Los ciudadanos no cuentan con instrumentos para expresar su inconformidad a partidos

C uando en el México del fin de siglo reinaban las elecciones de Estado, cuando la norma era que el partido en el poder organizaba y sancionaba los procesos electorales -además de imponer a los que con toda seguridad resultarían ganadores-, el sentido del voto ciudadano era lo menos importante, porque las alternati vas para votar eran prácticamente inexistentes. Votar era sinónimo de votar por el PRI. Por eso la sociedad mexicana del último tramo del siglo pasado urgía a transitar por la democracia electoral, por el fortalecimiento del sistema de partidos, por instituciones confiables en el respeto al voto y, sobre todo, por la pluralidad partidista. A un alto costo de vidas, a partir de un esfuerzo surgido como reclamo ciudadano por democracia, finalmente se llegó al fin de las elecciones de Estado, se construyeron instituciones creíbles, se fortaleció al sistema de partidos y se logró la pluralidad electoral reclamada.

Pero cuando los mexicanos ya vivimos en democracia electoral -y vista la participación ciudadana a las urnas en términos porcentuales-, ni ésta ni las elecciones confiables ni la pluralidad han estimulado mayor participación ciudadana en las urnas. Más aún, en el último proceso electoral en el que ganó un presidente del PRI -en la elección presidencial de 1994 votó 74 % del padrón, y eso que no se vivía en democracia electoral- se alcanzó una de las más concurridas elecciones de la historia.

No es una novedad que los políticos y sus partidos, del signo y la bandera que se quiera, gozan del mayor descrédito y rechazo ciudadano y que son vistos como un mal necesario, acaso el más pernicioso de los males. Pero si bien la democracia electoral trajo consigo un formidable paso en el perfeccionamiento de los procesos electorales, lo cierto es que mantuvieron cerrados instrumentos que cancelan la idea de que se vive una verdadera participación ciudadana en los procesos electorales, a pesar de que son muchos los que cacarean la avanzada legislación electoral mexicana.
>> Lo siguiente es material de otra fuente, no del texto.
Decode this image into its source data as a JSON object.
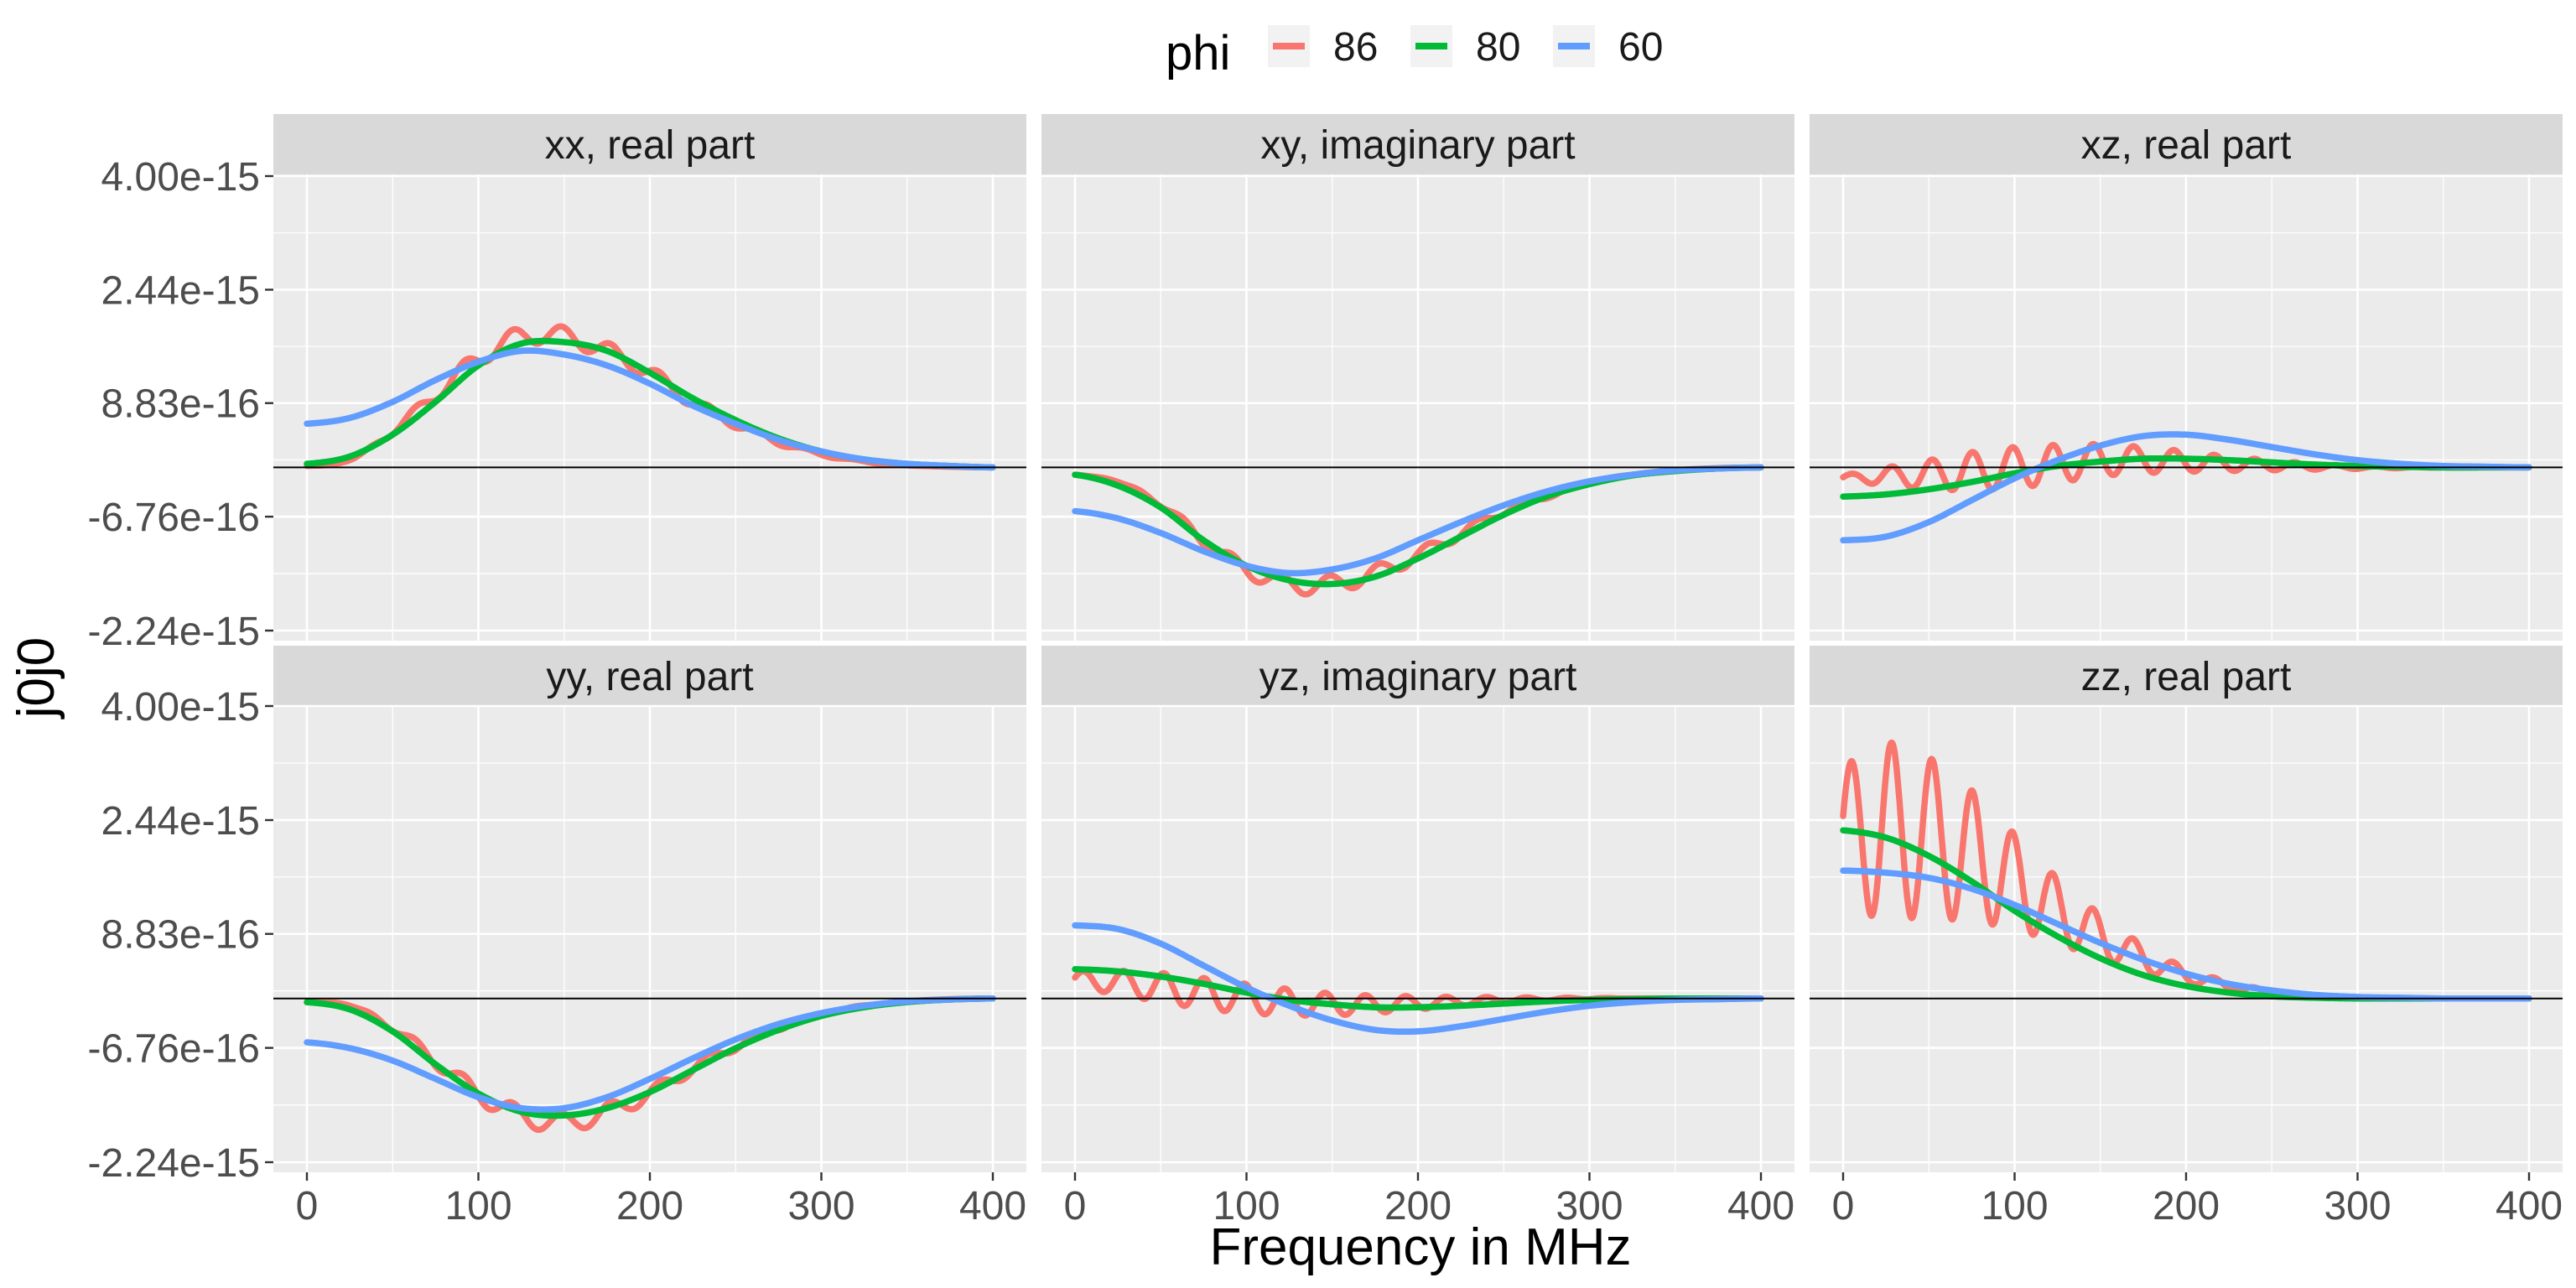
{
  "legend": {
    "title": "phi",
    "items": [
      {
        "label": "86",
        "color": "#F8766D"
      },
      {
        "label": "80",
        "color": "#00BA38"
      },
      {
        "label": "60",
        "color": "#619CFF"
      }
    ]
  },
  "chart_data": {
    "type": "line",
    "xlabel": "Frequency in MHz",
    "ylabel": "j0j0",
    "xlim": [
      0,
      400
    ],
    "xticks": [
      "0",
      "100",
      "200",
      "300",
      "400"
    ],
    "ylim": [
      -2.24e-15,
      4e-15
    ],
    "yticks": [
      {
        "value": 4e-15,
        "label": "4.00e-15"
      },
      {
        "value": 2.44e-15,
        "label": "2.44e-15"
      },
      {
        "value": 8.83e-16,
        "label": "8.83e-16"
      },
      {
        "value": -6.76e-16,
        "label": "-6.76e-16"
      },
      {
        "value": -2.24e-15,
        "label": "-2.24e-15"
      }
    ],
    "reference_line_y": 0,
    "grid": true,
    "legend_position": "top",
    "x": [
      0,
      25,
      50,
      75,
      100,
      125,
      150,
      175,
      200,
      225,
      250,
      275,
      300,
      325,
      350,
      375,
      400
    ],
    "panels": [
      {
        "title": "xx, real part",
        "series": [
          {
            "name": "86",
            "values": [
              2e-17,
              1e-16,
              5e-16,
              1e-15,
              1.5e-15,
              1.8e-15,
              1.8e-15,
              1.6e-15,
              1.3e-15,
              9e-16,
              6e-16,
              3.5e-16,
              1.8e-16,
              8e-17,
              3e-17,
              1e-17,
              0
            ],
            "oscillation": {
              "amplitude": [
                0,
                0,
                5e-17,
                9e-17,
                1.2e-16,
                1.3e-16,
                1.3e-16,
                1.2e-16,
                1e-16,
                8e-17,
                6e-17,
                4e-17,
                2e-17,
                1e-17,
                0,
                0,
                0
              ],
              "cycles": 14
            }
          },
          {
            "name": "80",
            "values": [
              5e-17,
              1.5e-16,
              4.5e-16,
              9e-16,
              1.4e-15,
              1.7e-15,
              1.72e-15,
              1.6e-15,
              1.3e-15,
              9.5e-16,
              6.5e-16,
              4e-16,
              2.2e-16,
              1.1e-16,
              5e-17,
              2e-17,
              0
            ]
          },
          {
            "name": "60",
            "values": [
              6e-16,
              6.8e-16,
              9e-16,
              1.2e-15,
              1.45e-15,
              1.6e-15,
              1.55e-15,
              1.4e-15,
              1.15e-15,
              8.5e-16,
              6e-16,
              3.8e-16,
              2.2e-16,
              1.1e-16,
              5e-17,
              2e-17,
              0
            ]
          }
        ]
      },
      {
        "title": "xy, imaginary part",
        "series": [
          {
            "name": "86",
            "values": [
              -1e-16,
              -2e-16,
              -5e-16,
              -1e-15,
              -1.4e-15,
              -1.6e-15,
              -1.6e-15,
              -1.45e-15,
              -1.2e-15,
              -9e-16,
              -6e-16,
              -4e-16,
              -2e-16,
              -1e-16,
              -4e-17,
              -1e-17,
              0
            ],
            "oscillation": {
              "amplitude": [
                0,
                0,
                4e-17,
                8e-17,
                1e-16,
                1.2e-16,
                1.2e-16,
                1.1e-16,
                9e-17,
                7e-17,
                5e-17,
                3e-17,
                1.5e-17,
                0,
                0,
                0,
                0
              ],
              "cycles": 14
            }
          },
          {
            "name": "80",
            "values": [
              -1e-16,
              -2.5e-16,
              -5.5e-16,
              -1e-15,
              -1.35e-15,
              -1.55e-15,
              -1.6e-15,
              -1.5e-15,
              -1.25e-15,
              -9.5e-16,
              -6.5e-16,
              -4e-16,
              -2.3e-16,
              -1.1e-16,
              -5e-17,
              -1.5e-17,
              0
            ]
          },
          {
            "name": "60",
            "values": [
              -6e-16,
              -7e-16,
              -9e-16,
              -1.15e-15,
              -1.35e-15,
              -1.45e-15,
              -1.4e-15,
              -1.25e-15,
              -1e-15,
              -7.5e-16,
              -5.2e-16,
              -3.3e-16,
              -1.9e-16,
              -1e-16,
              -4e-17,
              -1.5e-17,
              0
            ]
          }
        ]
      },
      {
        "title": "xz, real part",
        "series": [
          {
            "name": "86",
            "values": [
              -1.5e-16,
              -1.2e-16,
              -1e-16,
              -5e-17,
              0,
              5e-17,
              1e-16,
              1e-16,
              8e-17,
              5e-17,
              3e-17,
              1e-17,
              0,
              0,
              0,
              0,
              0
            ],
            "oscillation": {
              "amplitude": [
                5e-17,
                1.2e-16,
                2e-16,
                2.6e-16,
                2.8e-16,
                2.6e-16,
                2.2e-16,
                1.8e-16,
                1.4e-16,
                1e-16,
                7e-17,
                4e-17,
                2e-17,
                1e-17,
                0,
                0,
                0
              ],
              "cycles": 17
            }
          },
          {
            "name": "80",
            "values": [
              -4e-16,
              -3.7e-16,
              -3e-16,
              -2e-16,
              -8e-17,
              2e-17,
              8e-17,
              1.2e-16,
              1.2e-16,
              1e-16,
              7e-17,
              4e-17,
              2e-17,
              1e-17,
              0,
              0,
              0
            ]
          },
          {
            "name": "60",
            "values": [
              -1e-15,
              -9.5e-16,
              -7.5e-16,
              -4.5e-16,
              -1.5e-16,
              1e-16,
              3e-16,
              4.3e-16,
              4.5e-16,
              3.8e-16,
              2.8e-16,
              1.8e-16,
              1e-16,
              5e-17,
              2e-17,
              1e-17,
              0
            ]
          }
        ]
      },
      {
        "title": "yy, real part",
        "series": [
          {
            "name": "86",
            "values": [
              -5e-17,
              -1e-16,
              -4e-16,
              -8.5e-16,
              -1.3e-15,
              -1.6e-15,
              -1.7e-15,
              -1.55e-15,
              -1.3e-15,
              -9.5e-16,
              -6.5e-16,
              -4e-16,
              -2.2e-16,
              -1e-16,
              -4e-17,
              -1e-17,
              0
            ],
            "oscillation": {
              "amplitude": [
                0,
                0,
                5e-17,
                9e-17,
                1.2e-16,
                1.3e-16,
                1.3e-16,
                1.2e-16,
                1e-16,
                8e-17,
                6e-17,
                4e-17,
                2e-17,
                1e-17,
                0,
                0,
                0
              ],
              "cycles": 14
            }
          },
          {
            "name": "80",
            "values": [
              -5e-17,
              -1.5e-16,
              -4.5e-16,
              -9e-16,
              -1.3e-15,
              -1.55e-15,
              -1.6e-15,
              -1.5e-15,
              -1.28e-15,
              -9.8e-16,
              -6.8e-16,
              -4.3e-16,
              -2.4e-16,
              -1.2e-16,
              -5e-17,
              -1.5e-17,
              0
            ]
          },
          {
            "name": "60",
            "values": [
              -6e-16,
              -6.8e-16,
              -8.5e-16,
              -1.1e-15,
              -1.35e-15,
              -1.5e-15,
              -1.5e-15,
              -1.35e-15,
              -1.1e-15,
              -8.2e-16,
              -5.6e-16,
              -3.5e-16,
              -2e-16,
              -1e-16,
              -4e-17,
              -1.5e-17,
              0
            ]
          }
        ]
      },
      {
        "title": "yz, imaginary part",
        "series": [
          {
            "name": "86",
            "values": [
              2.5e-16,
              2.2e-16,
              1.5e-16,
              7e-17,
              0,
              -5e-17,
              -8e-17,
              -8e-17,
              -6e-17,
              -4e-17,
              -2e-17,
              -1e-17,
              0,
              0,
              0,
              0,
              0
            ],
            "oscillation": {
              "amplitude": [
                1.2e-16,
                1.6e-16,
                2e-16,
                2.1e-16,
                2e-16,
                1.8e-16,
                1.5e-16,
                1.2e-16,
                9e-17,
                6e-17,
                4e-17,
                2e-17,
                1e-17,
                0,
                0,
                0,
                0
              ],
              "cycles": 17
            }
          },
          {
            "name": "80",
            "values": [
              4e-16,
              3.7e-16,
              3e-16,
              2e-16,
              8e-17,
              -2e-17,
              -8e-17,
              -1.2e-16,
              -1.2e-16,
              -1e-16,
              -7e-17,
              -4e-17,
              -2e-17,
              -1e-17,
              0,
              0,
              0
            ]
          },
          {
            "name": "60",
            "values": [
              1e-15,
              9.5e-16,
              7.5e-16,
              4.5e-16,
              1.5e-16,
              -1e-16,
              -3e-16,
              -4.3e-16,
              -4.5e-16,
              -3.8e-16,
              -2.8e-16,
              -1.8e-16,
              -1e-16,
              -5e-17,
              -2e-17,
              -1e-17,
              0
            ]
          }
        ]
      },
      {
        "title": "zz, real part",
        "series": [
          {
            "name": "86",
            "values": [
              2.2e-15,
              2.3e-15,
              2.2e-15,
              1.95e-15,
              1.6e-15,
              1.2e-15,
              8.5e-16,
              5.5e-16,
              3.2e-16,
              1.7e-16,
              8e-17,
              3e-17,
              1e-17,
              0,
              0,
              0,
              0
            ],
            "oscillation": {
              "amplitude": [
                1e-15,
                1.2e-15,
                1.1e-15,
                9e-16,
                6.5e-16,
                4.5e-16,
                3e-16,
                1.8e-16,
                1e-16,
                6e-17,
                3e-17,
                1e-17,
                0,
                0,
                0,
                0,
                0
              ],
              "cycles": 17
            }
          },
          {
            "name": "80",
            "values": [
              2.3e-15,
              2.2e-15,
              1.95e-15,
              1.6e-15,
              1.2e-15,
              8.5e-16,
              5.5e-16,
              3.2e-16,
              1.7e-16,
              8e-17,
              3e-17,
              1e-17,
              0,
              0,
              0,
              0,
              0
            ]
          },
          {
            "name": "60",
            "values": [
              1.75e-15,
              1.72e-15,
              1.65e-15,
              1.5e-15,
              1.28e-15,
              1.02e-15,
              7.6e-16,
              5.3e-16,
              3.4e-16,
              2e-16,
              1.1e-16,
              5e-17,
              2e-17,
              1e-17,
              0,
              0,
              0
            ]
          }
        ]
      }
    ]
  }
}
Por un lado, para todos está claro que el sistema electoral mexicano, en los tiempos de la democracia, reforzó los mecanismos para exaltar el carácter patrimonial de las candidaturas a puestos de elección popular. Es decir, que sólo los partidos tienen la facultad de postular candidatos a dichos puestos, lo que contradice el espíritu del artículo 35 constitucional y el apartado F del artículo 205 del Cofipe, que establece que en la boleta electoral habrá un espacio para "candidatos o fórmulas no registradas". Los ciudadanos no tienen la posibilidad de participar fuera de los intereses y las burocracias partidistas.

Pero en el otro extremo, los ciudadanos tampoco cuentan con un instrumento para expresar su inconformidad y su rechazo a partidos, candidatos y/o al proceso electoral en su conjunto. La ley electoral mexicana, el Cofipe, está diseñada sólo para que los electores digan "sí" en la boleta electoral de todos los procesos comiciales, a favor de uno de los candidatos, partidos o fórmulas que se presentan como alternativa para votar. Según esa legislación, pareciera que se entiende que si un ciudadano no quiere a tal o cual candidato, tiene la posibilidad de votar por otra de las ofertas presentadas.

Si somos rigurosos, en ninguna elección mexicana, sea municipal, estatal o federal, se toma en cuenta el voto por el "no", como si el ejercicio del voto fuera "sí y sólo sí" por el voto afirmativo. Y si nos referimos al concepto básico del derecho a votar y ser votado, ese derecho lleva implícitas las opciones para decir "sí" o "no" a los candidatos o partidos propuestos. En todo caso, según la legislación electoral mexicana, el derecho a decir "no" se considera como sinónimo de abstención o incluso de anulación del voto.

Pero en rigor, la abstención y la anulación están muy lejos del "no" ciudadano, que puede ser "no" a un candidato, "no" a un partido o incluso "no" a todo el proceso, al sistema de partidos y hasta al sistema político electoral. Y el asunto viene a cuento porque especialmente en la elección presidencial del próximo 2 de julio, son muchos los ciudadanos a los que no convence ninguna de las alternativas presidenciales. ¿Qué posibilidades de expresión en las urnas tienen los ciudadanos que no se sienten representados por los candidatos con registro?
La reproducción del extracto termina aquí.